千街晶之のミステリ新旧対比書評・第5回 泡坂妻夫『乱れからくり』×阿津川辰海『紅蓮館の殺人』

(左から)泡坂妻夫『乱れからくり』(東京創元社)阿津川辰海『紅蓮館の殺人』(講談社)

■映画『探偵〈スルース〉』に影響された国産ミステリ  

 前回から続く話題だが、映画『探偵〈スルース〉』の影響が垣間見える国産ミステリ小説として、島田荘司『斜め屋敷の犯罪』よりも更に早く発表されたのが、泡坂妻夫の第2長篇『乱れからくり』である。1977年に幻影城ノベルスから刊行され、現在は創元推理文庫の新装版で読める。

泡坂妻夫『乱れからくり』(東京創元社)

  調査会社社長の宇内舞子と新入りの部下・勝敏夫は、玩具メーカー「ひまわり工芸」の製作部長・馬割朋浩からある依頼を引き受けるが、朋浩は舞子と敏夫の眼前で奇禍に遭って死亡、やがて馬割一族が彼らの邸宅「ねじ屋敷」で次々と殺害されてゆく……。和洋の玩具やからくりに関するペダントリーで彩られた、絢爛たる本格ミステリ長篇である。

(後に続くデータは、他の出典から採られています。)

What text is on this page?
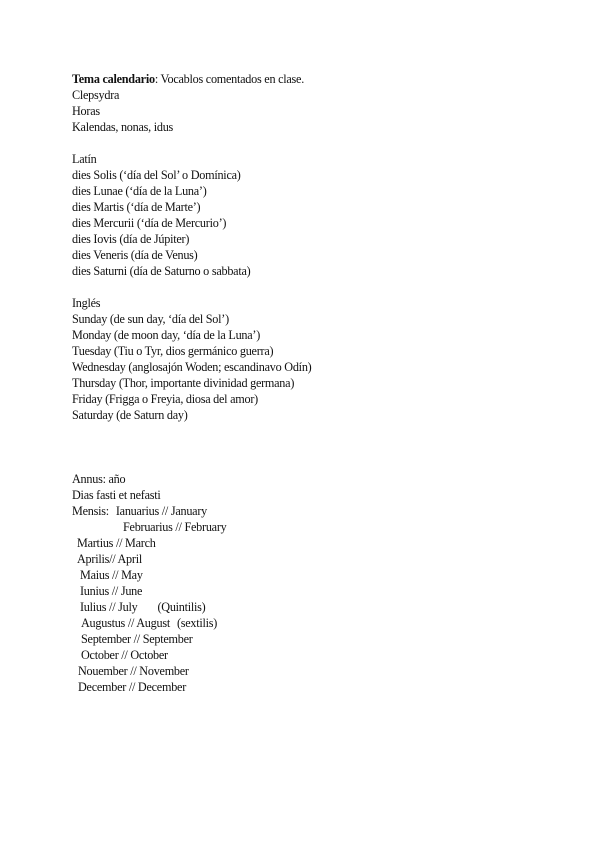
Tema calendario: Vocablos comentados en clase.
Clepsydra
Horas
Kalendas, nonas, idus
Latín
dies Solis (‘día del Sol’ o Domínica)
dies Lunae (‘día de la Luna’)
dies Martis (‘día de Marte’)
dies Mercurii (‘día de Mercurio’)
dies Iovis (día de Júpiter)
dies Veneris (día de Venus)
dies Saturni (día de Saturno o sabbata)
Inglés
Sunday (de sun day, ‘día del Sol’)
Monday (de moon day, ‘día de la Luna’)
Tuesday (Tiu o Tyr, dios germánico guerra)
Wednesday (anglosajón Woden; escandinavo Odín)
Thursday (Thor, importante divinidad germana)
Friday (Frigga o Freyia, diosa del amor)
Saturday (de Saturn day)
Annus: año
Dias fasti et nefasti
Mensis: Ianuarius // January
Februarius // February
Martius // March
Aprilis// April
Maius // May
Iunius // June
Iulius // July (Quintilis)
Augustus // August (sextilis)
September // September
October // October
Nouember // November
December // December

 『斜め屋敷の犯罪』と『乱れからくり』には、シュヴァルの理想宮、バイエルン王ルートヴィヒ2世、からくり儀右衛門こと田中久重など、作中で言及される共通の固有名詞が少なからず存在するけれども、『斜め屋敷の犯罪』とは異なり、『乱れからくり』の作中には『探偵〈スルース〉』への言及はない。しかし、『探偵〈スルース〉』にインスパイアされたことを類推させる箇所は複数ある。まず、「ねじ屋敷」の庭園にはイギリスのハンプトン・コート宮殿にあるような生垣の迷路が存在するが、これは『探偵〈スルース〉』のワイク邸にある生垣の迷路を意識したものだろう。また、第3の殺人の直後の「部屋一杯が歯車の音で満たされた。いくつもの時計が刻を知らせ始めたのだ。オルゴールが響き、時計の人形が動き廻った。別の時計の窓が開き、奇怪な獣が顔を出して吠えた」という描写は、『探偵〈スルース〉』のラストを想起させる。なお、1991年に文春文庫から刊行された『ミステリー・サスペンス洋画ベスト150』のアンケートで、泡坂は『探偵〈スルース〉』を10位に推している。

  一方、『乱れからくり』が『探偵〈スルース〉』と全く異なるのは「和」の要素だろう。連続殺人の舞台「ねじ屋敷」は五角形の尖塔がある左右非対称の洋館として描かれているが(なお、この小説が1979年に映画化された時と、1982年にドラマ化された時は、「ねじ屋敷」のロケ地はいずれも東京都北区の旧古河庭園の洋館だった)、作中では、江戸時代から昭和に至る日本の玩具やからくりが紹介され、それが本筋の連続殺人にも関わってくる。玩具が零落した武士階級によって作られていたなど、日本史と玩具の思わぬ関連を知ることもできるし、中でも江戸時代の発明家・大野弁吉が加賀の商人・銭屋五兵衛と親交があったという史実は、物語に巧みに採り入れられている。こうした「和」の要素と館ミステリのブレンドは、紋章上絵師を家業とする著者としてはごく自然な着想だったのだろう。